Quatrième de couverture :

Steward est un Bêta, un clone. Mais avec un trou de mémoire de quinze ans parce que son Alpha n’a jamais pu enregistrer une mise à jour de ses souvenirs. Et en quinze ans, il s’en est passé des choses : la polispatio qui l’avait engagé comme mercenaire s’est effondrée ; les colonies de la sphère humaine se sont entre-déchirées dans une guerre meurtrière pour s’approprier les richesses abandonnées par une race extra-terrestre inconnue ; ces extraterrestres sont revenus à l’improviste, engendrant chez certains humains une adoration étrange et suspecte ; et surtout : Steward I a été assassiné.
Steward II découvre alors qu’il est au centre d’une intrigue complexe, l’enjeu, et peut-être le pion, de rivalités économiques et politiques entre colonies orbitales et policorpos de ce futur pas si lointain où les multinationales sont devenues des États...

Mon avis : Appréciant les œuvres de Walter Jon Williams, j’avais été ravi que mon épouse m’offre, il y a quelques années déjà Cablé +, un pavé de Denoël regroupant Câblé, Perspective érogène, Solip : système, et Le Souffle du cyclone.

Le côté cyberpunk de Cablé ne m’avait pas emballé et les thématiques des deux nouvelles avaient refroidi mes ardeurs. Un break était nécessaire. Mais le break s’est transformé en oubli. Le Souffle du cyclone est passé aux oubliettes. Alors, le découvrant en PdF sur le rayonnage d’un bouquiniste et en manque de lecture, je l’ai pris sans même réfléchir.

Et bien m’en a pris. Bon ! j’ai maintenant un livre de plus à revendre sur un vide grenier, mais au moins j’ai rattrapé ce retard de lecture.

Eh bien ! Lecture finie, je me demande pourquoi les éditions Denoël ont regrouper ces deux romans en un volume. On ne peut pas dire que le Cyberpunk soit très marqué dans ce roman. Beaucoup moins en tout cas que dans Cablé ou les deux nouvelles qui les accompagnent.

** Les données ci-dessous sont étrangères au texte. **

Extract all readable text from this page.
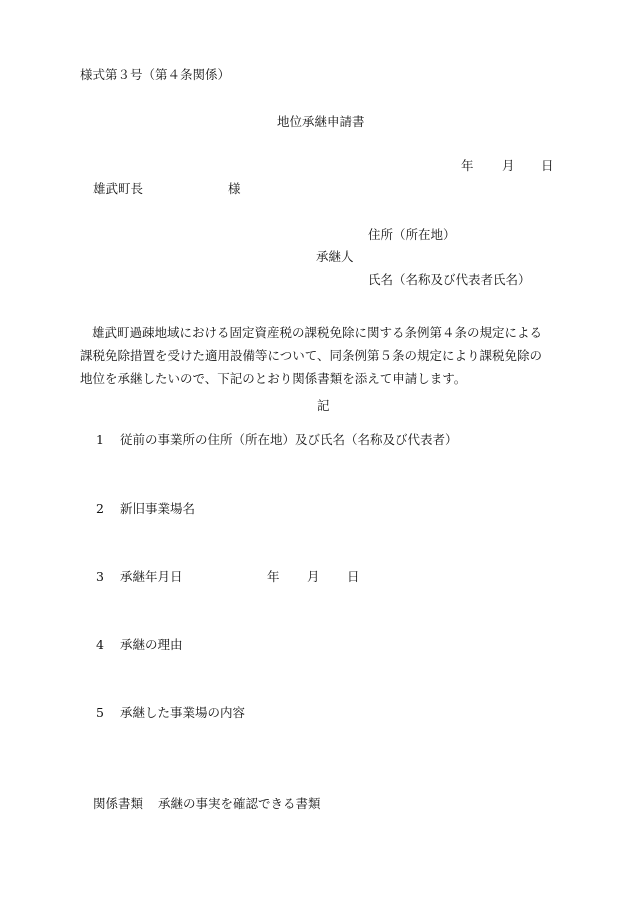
様式第３号（第４条関係）
地位承継申請書
年 月 日
雄武町長	様
住所（所在地）
承継人
氏名（名称及び代表者氏名）
雄武町過疎地域における固定資産税の課税免除に関する条例第４条の規定による課税免除措置を受けた適用設備等について、同条例第５条の規定により課税免除の地位を承継したいので、下記のとおり関係書類を添えて申請します。
記
1 従前の事業所の住所（所在地）及び氏名（名称及び代表者）
2 新旧事業場名
3 承継年月日	年 月 日
4 承継の理由
5 承継した事業場の内容
関係書類 承継の事実を確認できる書類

Que puis-je dire celui-ci sans vous révéler l’intrigue ? Que le héros est un clone. Un clone comme ça se rencontre pas mal en SF. L’individu qui a les moyens assure sa survie en faisant enregistrer une copie de son cerveau (psychisme serait peut-être plus approprié) dans un système informatique et stocker quelques cellules susceptibles d’être transformées en un nouvelle individu à la mort du précédent. Les nanotechnologies sont suffisamment évoluées pour permettre d’augmenter les capacités d’un être humain. La société humaine a évolué vers un monde interplanétaire dans le quel les multinationales ont acquis un statut équivalent à celui des états que nous connaissons. Et au milieu de tout ça, notre héros digne successeur d’un James Bond joué par Bruce Willis. Les coups pleuvent. Les répliques cinglantes, et les retournements de situation sont fréquents. Ne vous faites pas avoir à classer l’un des autres personnages dans tel ou tel camp. Vous vous trompez certainement. Vraiment un excellent roman qui mériterait une adaptation ciné.Euh ! non ! Ils seraient foutus de nous le saccager et d’en faire un truc insipide.

En bref : À lire. Comme tout ce que j’ai pu lire cet écrivain.